Figure 30.5 Counter Configuration for Baseline Monitoring
Observe activity at various times of day over a range of intervals, starting with one day, one week, one month, and so on. Over time a pattern develops, and you can see that the data tends to fall consistently within a particular range of values—that resulting range is your baseline.
You can monitor for short intervals such as two to five seconds, if your workload is characterized by random bursts of heavy activity. Otherwise 60-second intervals are adequate. If system demands fluctuate during the day, you might want to take shorter samples during periods of heaviest activity and longer samples when activity is tapering off.
For best results during monitoring, try to isolate the disk so that workload unrelated to your test does not affect your results. If you are logging performance to a disk that you are monitoring, values for the disk reflect a small amount of writing activity for that logging.
While analyzing values at specific times, notice the type of work being performed on your system. Knowing the schedule and nature of your workload is important if you need to reschedule that work or distribute to other systems for better performance.

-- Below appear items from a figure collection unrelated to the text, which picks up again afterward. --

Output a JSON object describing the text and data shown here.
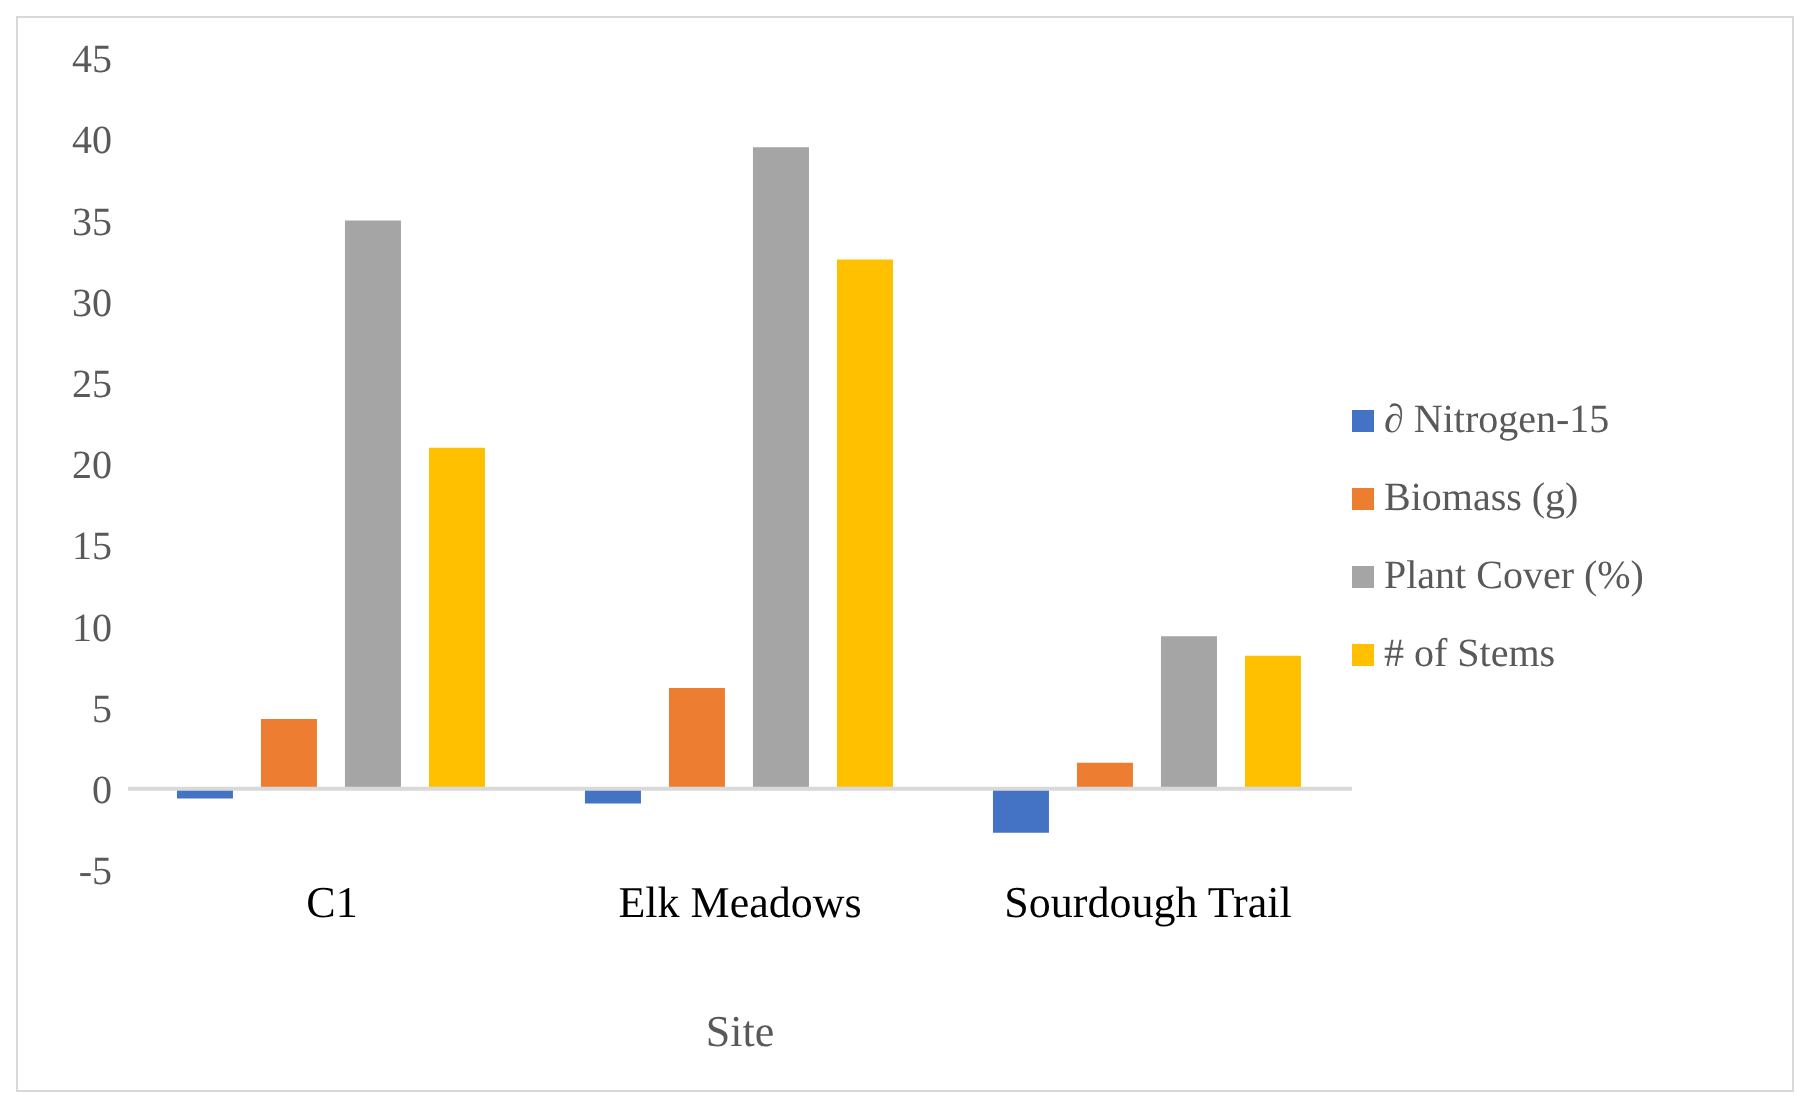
{
  "chart_data": {
    "type": "bar",
    "xlabel": "Site",
    "categories": [
      "C1",
      "Elk Meadows",
      "Sourdough Trail"
    ],
    "series": [
      {
        "name": "∂ Nitrogen-15",
        "color": "#4472c4",
        "values": [
          -0.6,
          -0.9,
          -2.7
        ]
      },
      {
        "name": "Biomass (g)",
        "color": "#ed7d31",
        "values": [
          4.3,
          6.2,
          1.6
        ]
      },
      {
        "name": "Plant Cover (%)",
        "color": "#a5a5a5",
        "values": [
          35,
          39.5,
          9.4
        ]
      },
      {
        "name": "# of Stems",
        "color": "#ffc000",
        "values": [
          21,
          32.6,
          8.2
        ]
      }
    ],
    "ylim": [
      -5,
      45
    ],
    "yticks": [
      -5,
      0,
      5,
      10,
      15,
      20,
      25,
      30,
      35,
      40,
      45
    ],
    "legend": "right"
  }
}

When interpreting log data, remember the limitations of the performance counters that report sums or that report disk time. The counters sum the totals rather than recalculate them over the number of disks. In addition, disk-time percentage counters cannot exceed 100 percent. Instead, use the Avg. Disk Queue Length, Avg. Disk Read Queue Length, and Avg. Disk Write Queue Length counters to display disk activity as a decimal, rather than a percentage, so that it displays values over 1.0 (100 percent). Then, remember to recalculate the values over the whole disk configuration.
NOTEAlthough disk-time percentage counters cannot exceed 100 percent by default, you can reset the registry to allow System Monitor to display percentages exceeding 100 percent if appropriate. For information about this adjustment and other aspects of performance data collection and reporting, see "Performance Objects" in "Overview of Performance Monitoring" in this book.
You can exclude spiking values from your baseline, but make sure you understand what causes them. For example, if you run a weekly backup every Friday night, it is acceptable to see out-of-range disk values during that time. But it is important that you know why the spikes are happening. If the pattern starts to shift or you feel that the baseline performance is not satisfactory, use additional counters to monitor disk activity and usage as described in the following sections. You might need to upgrade resources as described in "Resolving Disk Bottlenecks" later in this chapter. If you have access to source code for applications that are in use, you might want to fine-tune these for more efficient data access.
When counter values fall outside the range established for your baseline, follow the instructions contained in "Investigating Disk Performance Problems" later in this chapter. If you encounter a problem or need information about how to improve performance, see "Resolving Disk Bottlenecks" later in this chapter.